My talk on the Scottish Women’s Hospitals

Scottish_Women's_Hospital_people_killed_in_WWI_01

Scottish Women’s Hospitals Roll of Honour courtesy of Wikimedia commons

I am very proud and excited to announce that my talk on the Scottish Women’s Hospitals will be broadcast on Radio Adelaide 101.5 this coming Monday evening at 6pm on the segment On Service Voices.
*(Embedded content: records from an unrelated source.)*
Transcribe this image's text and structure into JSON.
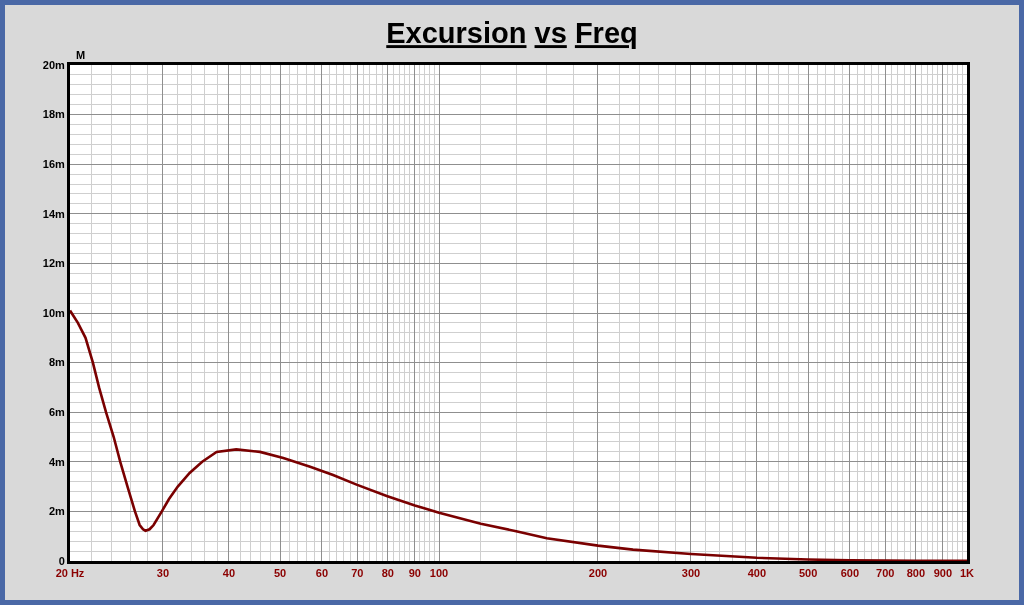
{
  "chart_data": {
    "type": "line",
    "title": "Excursion vs Freq",
    "ylabel": "M",
    "x": [
      20,
      20.7,
      21.4,
      22.1,
      22.7,
      23.4,
      24.2,
      24.9,
      25.7,
      26.55,
      27.1,
      27.5,
      27.8,
      28.3,
      28.8,
      29.85,
      30.8,
      32,
      33.7,
      35.6,
      37.9,
      41.3,
      45.8,
      50.7,
      57,
      63,
      69.8,
      79.6,
      90,
      100,
      120,
      140,
      160,
      200,
      233,
      300,
      400,
      500,
      600,
      700,
      800,
      1000
    ],
    "values": [
      10.1,
      9.6,
      9.0,
      8.0,
      7.0,
      6.0,
      5.0,
      4.0,
      3.0,
      2.0,
      1.45,
      1.28,
      1.22,
      1.28,
      1.45,
      2.0,
      2.5,
      3.0,
      3.55,
      4.0,
      4.4,
      4.5,
      4.4,
      4.15,
      3.8,
      3.47,
      3.08,
      2.62,
      2.24,
      1.95,
      1.5,
      1.2,
      0.92,
      0.62,
      0.46,
      0.28,
      0.13,
      0.06,
      0.03,
      0.02,
      0.01,
      0.01
    ],
    "color": "#7a0000",
    "log": "x",
    "grid": true,
    "marker": "none",
    "line_style": "solid",
    "xlim": [
      20,
      1000
    ],
    "xticks": [
      {
        "value": 20,
        "label": "20 Hz"
      },
      30,
      40,
      50,
      60,
      70,
      80,
      90,
      100,
      200,
      300,
      400,
      500,
      600,
      700,
      800,
      900,
      {
        "value": 1000,
        "label": "1K"
      }
    ],
    "ylim": [
      0,
      20
    ],
    "yticks": [
      0,
      {
        "value": 2,
        "label": "2m"
      },
      {
        "value": 4,
        "label": "4m"
      },
      {
        "value": 6,
        "label": "6m"
      },
      {
        "value": 8,
        "label": "8m"
      },
      {
        "value": 10,
        "label": "10m"
      },
      {
        "value": 12,
        "label": "12m"
      },
      {
        "value": 14,
        "label": "14m"
      },
      {
        "value": 16,
        "label": "16m"
      },
      {
        "value": 18,
        "label": "18m"
      },
      {
        "value": 20,
        "label": "20m"
      }
    ]
  }
}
Here is a link to the broadcast.

On Service Voices – Monday  02.12.19  from 6 to 7pm Adelaide Time (or listen again any time after 7pm)

DEBBIE ROBSON:  The SWH and the Aussie women who served in it.

This month 102 years ago, a British female doctor called Elsie Inglis died.  Elsie was almost 50 years old when World War One was declared. She offered her medical skills to the War Office, and was resoundingly rejected with the words, “My good lady, go home and sit still.”

Sitting still at home had never been one of Elsie’s strengths.  She contacted the Scottish Federation of Women’s Suffrage Societies with the intention of forming independent medical units staffed by women, in order to support Allied troops where they were needed most. She was able to establish the Scottish Women’s Hospitals for Foreign Service (the SWH), and they sent medical teams to Belgium, France, Serbia and Russia.  Many Australian women served in these units. They saved countless lives during WW1 and alleviated untold suffering. Today Debbie Robson brings us the story of the Scottish Women’s Hospitals, and some of the Australians who served in them.

Please tune in and I hope you enjoy hearing about these marvellous women.

Out of the blue – a surprise request

Scottish Women's Hospital at Ostrovo

Scottish Women’s Hospital at Ostrovo – Source: Wikimedia Commons

I am so excited! I have been invited by Helen McLeod Meyer from Radio Adelaide to give a talk on the Scottish Women’s Hospitals for her Christmas Day 2019 Scottish Broadcast.

Since 2010 when I stumbled upon this marvellous organisation I have been inspired by what this group of women achieved 100 years ago. There is so much history I want to cover: how the organisation was formed, how they efficiently ran dressing stations and field hospitals in France, Corsica, Greece, Macedonia, Romania and in Serbia and how they raised the standards of hygiene and disease management in the theatre of war.

That’s just to name a few points. Don’t get me started on all the wonderful women that worked in the field hospitals, including several Australians – Chief Medical Officers, orderlies, ambulance drivers, sanitation workers, nurses and surgeons. I am looking forward to putting together a half hour talk. The challenge will be to limit myself to that time frame when there is so much to tell.